Sie hatte ihre Stadt noch nie so gesehen, wie viele der anderen Alexandriner sie kannten, nämlich vom Horizont aus, vom Meer kommend. Der Leuchtturm schwang sich riesengroß aus dem schwarzen Meer, die mächtige Statue des Zeus erhob sich über dem lodernden Signalfeuer, die Wellen brachen sich wie Phosphor unter den Sockelkolonnaden.

Apollodoros hatte Kleopatra in ihrem Refugium aufgerüttelt, damit sie sich den Anblick nicht entgehen ließe. Geschwächt stand sie an der Reling, die sie so fest umklammerte, daß ihr die Knöchel weiß hervortraten.
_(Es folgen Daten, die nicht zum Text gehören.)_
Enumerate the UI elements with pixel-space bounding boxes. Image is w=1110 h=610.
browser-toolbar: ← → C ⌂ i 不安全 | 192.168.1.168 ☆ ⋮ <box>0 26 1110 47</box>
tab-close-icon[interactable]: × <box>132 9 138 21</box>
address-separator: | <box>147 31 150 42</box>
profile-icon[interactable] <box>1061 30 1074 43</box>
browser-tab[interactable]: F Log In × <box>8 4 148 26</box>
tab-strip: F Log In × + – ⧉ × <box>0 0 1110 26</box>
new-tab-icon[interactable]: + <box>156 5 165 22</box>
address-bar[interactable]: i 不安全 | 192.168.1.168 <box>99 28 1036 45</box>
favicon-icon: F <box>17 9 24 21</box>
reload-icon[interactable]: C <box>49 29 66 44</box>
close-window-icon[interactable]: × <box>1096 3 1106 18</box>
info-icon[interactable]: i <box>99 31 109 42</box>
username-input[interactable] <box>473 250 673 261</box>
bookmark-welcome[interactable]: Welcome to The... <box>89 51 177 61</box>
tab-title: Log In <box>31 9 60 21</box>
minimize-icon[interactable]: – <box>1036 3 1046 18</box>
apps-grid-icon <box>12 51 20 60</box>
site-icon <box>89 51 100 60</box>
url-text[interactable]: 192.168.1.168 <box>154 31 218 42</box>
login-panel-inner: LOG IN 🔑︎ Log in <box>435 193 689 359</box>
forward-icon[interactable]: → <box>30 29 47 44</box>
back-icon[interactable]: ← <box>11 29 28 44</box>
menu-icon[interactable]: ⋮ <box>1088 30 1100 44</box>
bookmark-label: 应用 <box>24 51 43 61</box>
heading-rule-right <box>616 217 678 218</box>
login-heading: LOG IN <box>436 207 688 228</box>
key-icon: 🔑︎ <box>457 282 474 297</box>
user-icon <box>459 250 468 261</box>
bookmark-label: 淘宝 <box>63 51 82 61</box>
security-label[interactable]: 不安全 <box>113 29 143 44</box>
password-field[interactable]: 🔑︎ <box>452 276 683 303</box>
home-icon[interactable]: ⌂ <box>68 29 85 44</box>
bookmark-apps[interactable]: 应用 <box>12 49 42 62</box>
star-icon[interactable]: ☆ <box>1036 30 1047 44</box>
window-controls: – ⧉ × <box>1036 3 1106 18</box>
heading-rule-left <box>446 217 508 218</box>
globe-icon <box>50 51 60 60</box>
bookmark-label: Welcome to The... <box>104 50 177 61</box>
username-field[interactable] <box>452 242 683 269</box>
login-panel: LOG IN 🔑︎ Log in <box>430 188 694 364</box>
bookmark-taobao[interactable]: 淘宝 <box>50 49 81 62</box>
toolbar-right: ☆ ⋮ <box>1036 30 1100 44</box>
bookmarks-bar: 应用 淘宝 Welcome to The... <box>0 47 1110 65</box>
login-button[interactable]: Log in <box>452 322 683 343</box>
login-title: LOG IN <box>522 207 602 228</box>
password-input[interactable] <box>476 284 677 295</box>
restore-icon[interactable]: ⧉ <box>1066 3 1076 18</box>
Alexandria, ihre Stadt, die weißen Palastgebäude und Tempel stachen gespenstisch in den sternenübersäten Nachthimmel. Ein eindrucksvolles Bild, aber sie fühlte sich so matt, daß es ihr ebenso recht gewesen wäre, wenn sich das Reich der Toten vor ihr ausgebreitet hätte.

Von der Küste drang der Gestank der Werftgebäude zu ihnen, ein Gemisch von Gewürzen in den Lagerhallen, säuerlichem Tanggeruch der Fischerboote und dem beißenden Aroma der Eßstände. Kleopatras Magen verkrampfte sich. Sie hielt den Blick starr auf das Ufer gerichtet. Sie schämte sich zu sehr, um die Seeleute und Apollodoros anzuschauen, die sie in ihrer schlimmsten Stunde erlebt hatten. Noch immer zitterten ihr die Glieder von der Heftigkeit der Anfälle. Daß sie ihren Körper nicht hatte beherrschen können, jagte ihr einen heillosen Schrecken ein. Sie werden glauben, daß ich mich gefürchtet habe, dachte sie.